7. ПРИСПОСОБЛЕНИЕ И АДДИКЦИЯ[3]
На языке эволюциониста «приспособление» означает приблизительно то же, что «план» на языке таких теологов, как Уильям Пейли, [Уильям Пейли (William Paley, 1743 – 1805) был, задолго до рождения Дарвина, защитником истории творения, изложенной в книге Бытия. Его «Изображение доказательств христианства» (View of the Evidences of Christianity (1794)) до недавнего времени была обязательным предметом для кембриджских студентов, не изучавших греческого языка.] «Доказательства» которого представляют собой объемистое собрание бросающихся в глаза примеров изящных специальных приспособлений животных к их образу жизни. Но я подозреваю, что и «адаптация», и «план» – понятия, вводящие в заблуждение.
Когда мы рассматриваем возникновение частных примеров приспособления – клешни краба, руки и глаза человека, и тому подобного – как центральную из всех проблем, подлежащих решению эволюциониста, мы искажаем и ограничиваем наш взгляд на эволюцию в целом. Как можно полагать, в результате нелепых сражений между ранними эволюционистами и церковью из всего обширного гераклитова потока эволюционного процесса были, по-видимому, выхвачены, в качестве предметов особого внимания, некоторые водовороты и заводи. Вследствие этого были в известной степени оставлены в стороне два великих стохастических процесса. Даже профессиональные биологи не видели, что – с более широкой точки зрения – эволюция столь же свободна от ценностей и столь же прекрасна, как танец Шивы, в котором все прекрасное и все уродливое, творение и разрушение выражены или сжаты в сложное симметричное движение.
Поместив термины приспособление и аддикция рядом друг с другом в заголовке этого раздела, я попытался исправить этот сентиментальный или, по крайней мере, чрезмерно оптимистический взгляд на эволюцию в целом. Вызывающие восхищение случаи приспособления, в которых природа кажется столь хитроумной и столь изобретательной, могут также быть начальными шагами к патологии и сверхспециализации. И все же трудно увидеть в клешне краба или в сетчатке человеческого глаза первые шаги к патологии.
По-видимому, мы должны спросить: Что же характеризует те приспособления, которые оказываются пагубными, и чем они отличаются от тех, которые кажутся благотворными и, подобно клешне краба, остаются благотворными в течение геологических эпох?
Это насущный вопрос, имеющий отношение к современным дилеммам нашей цивилизации. Во времена Дарвина благотворным казалось каждое изобретение, но теперь дело обстоит иначе. В двадцатом столетии изощренные глаза рассматривают каждое изобретение с подозрительностью, сомневаясь в том, всегда ли слепые стохастические процессы все вместе действуют во благо.

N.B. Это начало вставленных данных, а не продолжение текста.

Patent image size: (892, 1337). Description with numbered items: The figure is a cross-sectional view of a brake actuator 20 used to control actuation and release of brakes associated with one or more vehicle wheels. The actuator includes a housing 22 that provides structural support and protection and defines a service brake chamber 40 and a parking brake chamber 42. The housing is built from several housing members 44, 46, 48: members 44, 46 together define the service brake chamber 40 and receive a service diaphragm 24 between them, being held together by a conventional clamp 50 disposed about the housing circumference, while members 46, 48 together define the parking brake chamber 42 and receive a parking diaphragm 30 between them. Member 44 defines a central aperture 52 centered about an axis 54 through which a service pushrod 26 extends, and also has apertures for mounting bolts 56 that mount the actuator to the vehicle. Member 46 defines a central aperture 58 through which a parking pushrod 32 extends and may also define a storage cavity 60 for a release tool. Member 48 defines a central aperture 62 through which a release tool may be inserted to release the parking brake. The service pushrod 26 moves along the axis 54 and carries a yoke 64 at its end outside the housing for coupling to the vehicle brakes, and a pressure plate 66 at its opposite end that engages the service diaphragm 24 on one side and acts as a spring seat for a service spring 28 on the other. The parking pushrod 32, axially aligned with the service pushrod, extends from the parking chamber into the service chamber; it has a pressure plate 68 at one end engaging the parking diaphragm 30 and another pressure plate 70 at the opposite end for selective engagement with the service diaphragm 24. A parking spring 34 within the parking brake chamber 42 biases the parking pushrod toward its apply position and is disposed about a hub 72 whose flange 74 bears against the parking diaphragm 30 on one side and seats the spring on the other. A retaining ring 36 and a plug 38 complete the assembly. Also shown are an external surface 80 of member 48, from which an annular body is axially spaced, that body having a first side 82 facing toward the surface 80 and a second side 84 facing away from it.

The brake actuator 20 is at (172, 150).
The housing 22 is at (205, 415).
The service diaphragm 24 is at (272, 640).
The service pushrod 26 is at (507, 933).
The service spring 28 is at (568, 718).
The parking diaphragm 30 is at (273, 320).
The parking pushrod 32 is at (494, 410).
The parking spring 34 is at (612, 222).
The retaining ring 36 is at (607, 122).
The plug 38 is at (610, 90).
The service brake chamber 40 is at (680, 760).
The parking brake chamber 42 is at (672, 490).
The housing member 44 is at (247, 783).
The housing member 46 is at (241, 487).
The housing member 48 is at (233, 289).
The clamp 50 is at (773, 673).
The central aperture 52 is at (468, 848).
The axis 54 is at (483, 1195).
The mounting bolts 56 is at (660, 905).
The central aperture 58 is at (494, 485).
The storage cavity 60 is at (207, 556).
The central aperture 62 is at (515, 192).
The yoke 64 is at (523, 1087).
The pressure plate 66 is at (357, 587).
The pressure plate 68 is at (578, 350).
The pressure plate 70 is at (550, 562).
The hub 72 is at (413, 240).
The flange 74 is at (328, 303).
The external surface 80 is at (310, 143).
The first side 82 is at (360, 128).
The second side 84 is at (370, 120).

Мы остро нуждаемся в науке, способной анализировать всю совокупоность приспособления-аддикции на всех уровнях. Может быть, экология начинает становиться такой наукой, хотя экологи далеко не в состоянии сказать нам, как выбраться из гонки атомных вооружений.
В принципе, ни случайные генетические изменения, сопровождаемые естественным отбором, ни случайные процессы мышления по методу проб и ошибок, сопровождаемые избирательным подкреплением, не обязательно идут на благо виду или индивиду. А на социальном уровне еще не ясно, обязательно ли изобретения и стратегии, вознаграждающиеся для индивида, имеют ценность для выживания общества; и обратно, обязательно ли образ действий, который предпочли бы влиятельные представители общества, имеет ценность для выживания индивида.